Sindirim gerçekleşince fiziken rahatladım ancak bu sefer de içime bir korku düştü. Hayatımın da bu kendi yaptığım bebek maması görünümünde, tatlı, lezzetli ama iç bayan gıda karışımı gibi olmasından ve "bir ara kendimi kaybedip" pişman olmaktan çok korktum. Şimdi bu bir yemek neticede. Sindirimi tam olarak gerçekleşene kadar, yedikten bir süre sonra boğazı parmaklamak suretiyle çıkarma şansım var. Hatta istersem iğrençleşip kustuğumu tekrar yiyebilirim. Sonra tekrar kusarım muhtemelen ama olsun. Neticede böyle bir şansım var mı? Var.

Lakin hayat öyle bir şey değil. Bir kere, hayat bir öğün değil. Hayat, yaşamın sürece yediklerinin tümü ve hepsi zaman tarafından sindirilmiş. Ancak sıçtıktan sonra farkına varıyorsun aslında sıçmak istemediğin bir şeyi sıçtığının. Bunun farkına vardığın zaman da eğer yeterli enerjin ve önünde zamanın varsa -ki kimse bilemez- şanslısın. Ama tam tersi enerjin ve zamanının bittiği bir an bunu fark ettiysen geçmiş ola.
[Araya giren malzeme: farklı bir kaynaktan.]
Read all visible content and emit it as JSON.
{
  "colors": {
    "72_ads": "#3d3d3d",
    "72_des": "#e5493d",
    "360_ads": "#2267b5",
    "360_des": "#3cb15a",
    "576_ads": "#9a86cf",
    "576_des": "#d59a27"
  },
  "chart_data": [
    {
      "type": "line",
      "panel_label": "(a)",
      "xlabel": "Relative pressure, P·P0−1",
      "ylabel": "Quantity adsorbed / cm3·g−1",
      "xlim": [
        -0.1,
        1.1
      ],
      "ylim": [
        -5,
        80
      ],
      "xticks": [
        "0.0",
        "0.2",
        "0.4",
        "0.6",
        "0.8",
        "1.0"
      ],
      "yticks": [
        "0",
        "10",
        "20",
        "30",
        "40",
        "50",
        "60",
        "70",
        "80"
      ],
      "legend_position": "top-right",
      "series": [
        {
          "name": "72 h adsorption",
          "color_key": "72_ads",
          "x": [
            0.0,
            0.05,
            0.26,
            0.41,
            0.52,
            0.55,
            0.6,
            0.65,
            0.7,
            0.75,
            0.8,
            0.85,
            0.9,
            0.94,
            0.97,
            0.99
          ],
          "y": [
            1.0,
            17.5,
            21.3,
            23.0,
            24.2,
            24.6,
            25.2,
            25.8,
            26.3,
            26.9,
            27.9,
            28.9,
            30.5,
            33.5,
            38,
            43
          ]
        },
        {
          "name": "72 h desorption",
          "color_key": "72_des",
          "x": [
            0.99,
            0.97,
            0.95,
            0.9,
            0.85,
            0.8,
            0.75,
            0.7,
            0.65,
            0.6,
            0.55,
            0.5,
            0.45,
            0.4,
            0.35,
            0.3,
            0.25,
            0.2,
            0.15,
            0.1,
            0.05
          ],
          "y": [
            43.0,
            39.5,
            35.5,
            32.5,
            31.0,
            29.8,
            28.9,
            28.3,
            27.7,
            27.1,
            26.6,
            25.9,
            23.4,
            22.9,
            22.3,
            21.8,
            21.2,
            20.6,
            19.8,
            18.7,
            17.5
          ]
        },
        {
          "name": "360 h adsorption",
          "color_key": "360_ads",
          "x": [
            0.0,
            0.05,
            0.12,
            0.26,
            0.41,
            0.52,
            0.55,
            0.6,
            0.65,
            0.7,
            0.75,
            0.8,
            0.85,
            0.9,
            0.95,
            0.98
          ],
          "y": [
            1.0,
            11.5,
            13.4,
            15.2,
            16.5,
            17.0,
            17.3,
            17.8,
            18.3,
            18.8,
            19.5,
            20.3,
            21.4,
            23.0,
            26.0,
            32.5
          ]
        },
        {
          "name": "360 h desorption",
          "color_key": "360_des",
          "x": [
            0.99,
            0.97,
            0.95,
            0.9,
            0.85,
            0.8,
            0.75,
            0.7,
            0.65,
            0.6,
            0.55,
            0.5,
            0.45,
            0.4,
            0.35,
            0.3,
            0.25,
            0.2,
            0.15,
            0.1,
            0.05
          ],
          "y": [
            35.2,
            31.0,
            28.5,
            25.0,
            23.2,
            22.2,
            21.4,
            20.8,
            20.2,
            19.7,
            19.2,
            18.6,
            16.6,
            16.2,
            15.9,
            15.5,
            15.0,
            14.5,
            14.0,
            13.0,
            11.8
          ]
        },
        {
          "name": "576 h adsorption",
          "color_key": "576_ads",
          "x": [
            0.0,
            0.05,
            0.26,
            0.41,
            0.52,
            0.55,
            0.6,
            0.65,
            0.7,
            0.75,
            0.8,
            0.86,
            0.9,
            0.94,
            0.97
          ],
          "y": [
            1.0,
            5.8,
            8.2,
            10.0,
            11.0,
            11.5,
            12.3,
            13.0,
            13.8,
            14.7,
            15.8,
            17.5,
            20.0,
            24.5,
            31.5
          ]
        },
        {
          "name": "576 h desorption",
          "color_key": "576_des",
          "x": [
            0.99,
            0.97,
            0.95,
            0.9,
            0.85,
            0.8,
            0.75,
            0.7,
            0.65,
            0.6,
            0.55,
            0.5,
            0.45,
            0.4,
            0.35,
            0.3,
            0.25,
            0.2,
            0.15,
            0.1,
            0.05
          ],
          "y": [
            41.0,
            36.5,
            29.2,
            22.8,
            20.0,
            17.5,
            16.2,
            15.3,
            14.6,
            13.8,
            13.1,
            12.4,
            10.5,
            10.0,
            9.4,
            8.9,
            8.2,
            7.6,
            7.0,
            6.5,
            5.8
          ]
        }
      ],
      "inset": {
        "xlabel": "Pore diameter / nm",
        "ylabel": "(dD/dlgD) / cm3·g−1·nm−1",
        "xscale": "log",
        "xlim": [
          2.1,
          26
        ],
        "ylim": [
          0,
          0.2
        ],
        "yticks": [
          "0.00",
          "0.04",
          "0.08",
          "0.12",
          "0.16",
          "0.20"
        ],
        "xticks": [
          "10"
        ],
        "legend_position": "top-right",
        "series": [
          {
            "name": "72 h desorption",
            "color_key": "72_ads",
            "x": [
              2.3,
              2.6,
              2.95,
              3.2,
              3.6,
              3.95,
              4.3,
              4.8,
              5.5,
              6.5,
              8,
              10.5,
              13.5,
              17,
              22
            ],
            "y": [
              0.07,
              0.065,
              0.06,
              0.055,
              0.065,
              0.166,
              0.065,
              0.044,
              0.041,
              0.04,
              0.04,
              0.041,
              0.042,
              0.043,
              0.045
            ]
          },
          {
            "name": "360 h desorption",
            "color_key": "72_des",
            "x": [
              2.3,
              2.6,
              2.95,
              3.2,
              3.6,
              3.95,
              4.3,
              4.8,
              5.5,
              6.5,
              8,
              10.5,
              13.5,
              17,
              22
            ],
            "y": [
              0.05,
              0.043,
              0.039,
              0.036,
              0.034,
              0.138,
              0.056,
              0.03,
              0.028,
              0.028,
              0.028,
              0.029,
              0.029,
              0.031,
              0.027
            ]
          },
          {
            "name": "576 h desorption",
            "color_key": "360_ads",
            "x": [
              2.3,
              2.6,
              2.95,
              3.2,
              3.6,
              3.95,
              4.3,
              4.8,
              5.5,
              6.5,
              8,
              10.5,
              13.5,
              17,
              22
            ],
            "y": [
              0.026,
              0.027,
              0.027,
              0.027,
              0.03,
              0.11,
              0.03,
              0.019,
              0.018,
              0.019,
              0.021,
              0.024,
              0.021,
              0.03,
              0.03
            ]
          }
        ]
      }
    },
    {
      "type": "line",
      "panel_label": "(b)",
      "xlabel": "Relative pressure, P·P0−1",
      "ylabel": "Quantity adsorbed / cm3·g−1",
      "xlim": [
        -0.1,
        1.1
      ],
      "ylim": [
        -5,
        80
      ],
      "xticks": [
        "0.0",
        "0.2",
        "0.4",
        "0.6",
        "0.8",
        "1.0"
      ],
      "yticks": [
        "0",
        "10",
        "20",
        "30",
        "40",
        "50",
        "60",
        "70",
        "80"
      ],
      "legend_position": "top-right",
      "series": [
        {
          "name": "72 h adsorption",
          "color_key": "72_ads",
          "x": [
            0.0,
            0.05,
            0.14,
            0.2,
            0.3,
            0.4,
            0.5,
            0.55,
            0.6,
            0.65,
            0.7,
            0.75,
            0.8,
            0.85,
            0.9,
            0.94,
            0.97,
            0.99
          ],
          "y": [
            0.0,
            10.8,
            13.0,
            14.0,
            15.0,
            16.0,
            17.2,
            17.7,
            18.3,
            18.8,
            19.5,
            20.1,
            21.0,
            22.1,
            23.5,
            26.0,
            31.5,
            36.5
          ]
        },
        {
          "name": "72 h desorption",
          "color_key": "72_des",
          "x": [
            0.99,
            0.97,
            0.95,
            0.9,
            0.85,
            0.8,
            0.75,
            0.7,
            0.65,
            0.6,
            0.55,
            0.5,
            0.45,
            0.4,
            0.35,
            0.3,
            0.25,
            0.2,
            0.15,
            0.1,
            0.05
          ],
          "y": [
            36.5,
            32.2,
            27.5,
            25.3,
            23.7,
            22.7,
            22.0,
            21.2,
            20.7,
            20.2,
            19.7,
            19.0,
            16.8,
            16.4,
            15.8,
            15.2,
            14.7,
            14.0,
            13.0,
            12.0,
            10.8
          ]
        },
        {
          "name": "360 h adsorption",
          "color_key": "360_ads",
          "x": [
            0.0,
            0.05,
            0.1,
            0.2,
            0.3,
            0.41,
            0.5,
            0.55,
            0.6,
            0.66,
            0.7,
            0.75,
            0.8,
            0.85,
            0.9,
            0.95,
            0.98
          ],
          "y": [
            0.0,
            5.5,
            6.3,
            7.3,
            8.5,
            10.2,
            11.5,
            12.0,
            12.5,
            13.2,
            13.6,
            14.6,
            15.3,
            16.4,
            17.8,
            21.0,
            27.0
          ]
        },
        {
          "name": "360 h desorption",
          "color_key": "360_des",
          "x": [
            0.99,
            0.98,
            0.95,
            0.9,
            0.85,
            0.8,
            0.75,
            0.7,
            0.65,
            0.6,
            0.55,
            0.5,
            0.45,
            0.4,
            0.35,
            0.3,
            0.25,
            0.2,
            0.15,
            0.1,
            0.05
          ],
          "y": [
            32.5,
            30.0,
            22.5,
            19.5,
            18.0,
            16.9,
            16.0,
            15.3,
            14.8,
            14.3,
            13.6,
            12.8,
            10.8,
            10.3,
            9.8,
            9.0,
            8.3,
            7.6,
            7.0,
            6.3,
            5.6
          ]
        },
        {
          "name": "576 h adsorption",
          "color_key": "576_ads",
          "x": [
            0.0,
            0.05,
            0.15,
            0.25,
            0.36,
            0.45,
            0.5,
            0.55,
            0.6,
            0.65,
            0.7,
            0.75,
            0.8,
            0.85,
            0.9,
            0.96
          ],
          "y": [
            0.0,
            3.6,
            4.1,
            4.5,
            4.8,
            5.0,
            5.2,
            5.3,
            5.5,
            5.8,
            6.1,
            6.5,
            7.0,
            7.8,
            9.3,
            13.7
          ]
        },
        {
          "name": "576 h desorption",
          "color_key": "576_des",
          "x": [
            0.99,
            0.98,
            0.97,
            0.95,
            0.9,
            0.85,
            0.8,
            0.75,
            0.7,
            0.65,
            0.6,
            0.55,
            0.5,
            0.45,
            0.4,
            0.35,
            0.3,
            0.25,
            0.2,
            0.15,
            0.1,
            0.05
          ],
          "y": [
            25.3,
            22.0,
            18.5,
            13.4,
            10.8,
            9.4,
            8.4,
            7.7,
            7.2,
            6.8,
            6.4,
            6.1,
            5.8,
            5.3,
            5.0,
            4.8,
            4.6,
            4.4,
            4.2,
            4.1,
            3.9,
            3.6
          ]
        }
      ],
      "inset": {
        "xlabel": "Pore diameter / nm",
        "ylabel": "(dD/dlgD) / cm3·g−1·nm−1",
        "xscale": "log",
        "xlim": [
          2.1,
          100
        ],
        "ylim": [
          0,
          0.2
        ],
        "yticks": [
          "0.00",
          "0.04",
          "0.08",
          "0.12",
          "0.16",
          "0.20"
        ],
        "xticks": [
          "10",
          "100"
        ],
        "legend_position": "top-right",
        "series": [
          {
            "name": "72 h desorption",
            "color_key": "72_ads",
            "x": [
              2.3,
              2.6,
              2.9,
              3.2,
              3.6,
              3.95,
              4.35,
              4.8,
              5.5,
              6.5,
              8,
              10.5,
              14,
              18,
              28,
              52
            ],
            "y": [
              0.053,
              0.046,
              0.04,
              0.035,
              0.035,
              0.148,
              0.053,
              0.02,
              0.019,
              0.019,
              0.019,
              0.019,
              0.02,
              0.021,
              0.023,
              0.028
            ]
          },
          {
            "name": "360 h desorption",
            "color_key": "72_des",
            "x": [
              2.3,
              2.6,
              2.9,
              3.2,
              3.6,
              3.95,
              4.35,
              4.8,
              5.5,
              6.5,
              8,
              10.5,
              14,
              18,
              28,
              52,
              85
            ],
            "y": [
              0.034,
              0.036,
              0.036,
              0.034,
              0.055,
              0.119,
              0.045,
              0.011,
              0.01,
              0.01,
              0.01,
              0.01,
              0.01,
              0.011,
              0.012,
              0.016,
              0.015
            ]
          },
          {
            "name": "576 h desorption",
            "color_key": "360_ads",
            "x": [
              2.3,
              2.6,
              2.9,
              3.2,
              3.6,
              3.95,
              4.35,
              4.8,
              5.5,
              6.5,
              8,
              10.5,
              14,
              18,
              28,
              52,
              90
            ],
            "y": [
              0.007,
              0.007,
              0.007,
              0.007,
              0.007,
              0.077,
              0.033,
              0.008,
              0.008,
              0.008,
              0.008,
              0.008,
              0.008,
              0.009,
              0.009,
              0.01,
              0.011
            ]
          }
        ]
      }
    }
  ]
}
Soran olursa bütün hayatını boşa geçirdiğini söylesen yalan olmaz.

Hayatının boşa geçtiğini fark etmesi bir insanın kendine yaşatacağı en büyük hayal kırıklığı olsagerek. Bu yüzden geç olmadan menüyü belirlemekte fayda var. Gerekiyorsa ve imkan varsa parmak atıp kusmaya da razı olmalı. Kusmaktan korkanın burnu boktan çıkmaz diyolla.